Мейе был прав. Мы находились у ограды монастыря. Я и не заметил, как оказался в гуще толпы. Смеркалось. Кое-где в окнах соседних домов начали зажигаться огни.
Утверждают, будто время — неумолимый разрушитель.
Это верно. И все же самый страшный разрушитель — человек.
Человек разрушает, даже создавая.
В один прекрасный день архитектор прочерчивает на плане города прямую линию и говорит:
— Это будет здесь.
И тут же рушатся дома, исчезают улицы, рассыпаются в прах величавые памятники прошлого!
Новые поколения уже не увидят массивной ограды, высоких ворот под золоченой цифрой «1673», обозначавшей год закладки церкви, не увидят и самую церковь — одно из наиболее прославленных мест революционного Парижа, где собирались Кордельеры с 1789 года и где позднее возник их знаменитый клуб…
Я очень люблю свою Alma mater — Хирургическую школу. Я знаю, что она остается одним из красивейших зданий столицы. Мне вполне понятна нежность архитектора Гондуина к своему удавшемуся детищу: будь я на его месте, вероятно, я испытывал бы то же самое. Но чего я никак не могу понять — это спокойной совести, с которой зодчий добился разрушения Кордельерской церкви вскоре после революции по той лишь причине, что колоннада школы рельефнее выделялась на фоне пустой площади…
Теперь в распоряжении историка имеются лишь описания да пожелтевшие гравюры.
Но в дни моей юности церковь стояла на месте, и, закрывая глаза, я снова вижу ее такой, как увидел впервые в октябре 1789 года.
Потом я много раз бывал у Кордельеров, но никогда уже не испытывал подобного тому, что испытал в этот вечер.
…В сгущающихся сумерках разобрать отдельные лица было трудно. Народу оказалось много, люди были одеты по-разному: черные фраки судейских и клетчатые рединготы буржуа перемешивались с рваными куртками ремесленников и блузами рабочих. Шли молча, и только стук каблуков гулко отдавался по каменным плитам двора обители.

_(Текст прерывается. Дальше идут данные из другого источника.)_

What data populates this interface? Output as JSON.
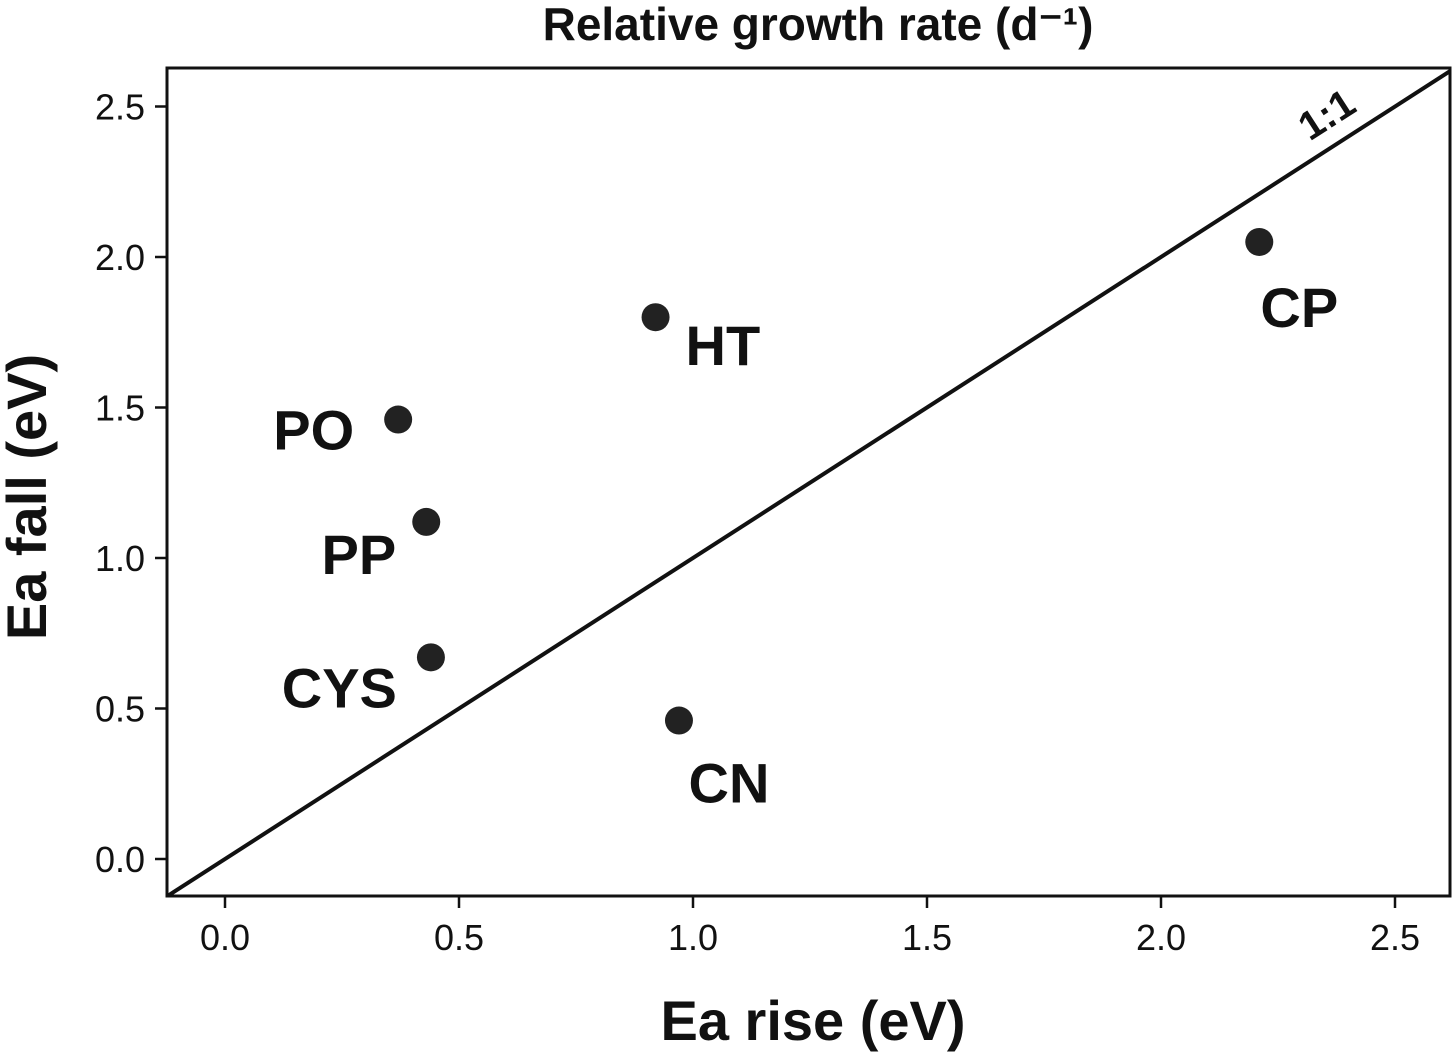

Обогнув церковь, мы очутились перед большой чугунной дверью, ведущей в одну из пристроек. Сюда-то и устремлялся многоликий людской поток, подхвативший нас у главных ворот. Вслед за Мейе я нырнул в темноту.
Если снаружи дневной свет угасал, то внутри было и вовсе темно: помещение, в которое мы вошли, освещалось десятком тусклых светильников, и глазам пришлось привыкать, прежде чем я смог различить отдельные предметы. И по мере того как они прояснялись, меня охватывало все большее изумление.
Я увидел просторный, довольно низкий зал со сводами и стрельчатыми окнами; на стенах кое-где остались следы религиозной живописи; вдоль потолка тянулись гирляндами массивные заржавленные цепи. Впрочем, этим и ограничивались свидетельства прошлого; всем остальным зал полностью отвечал своему новому назначению.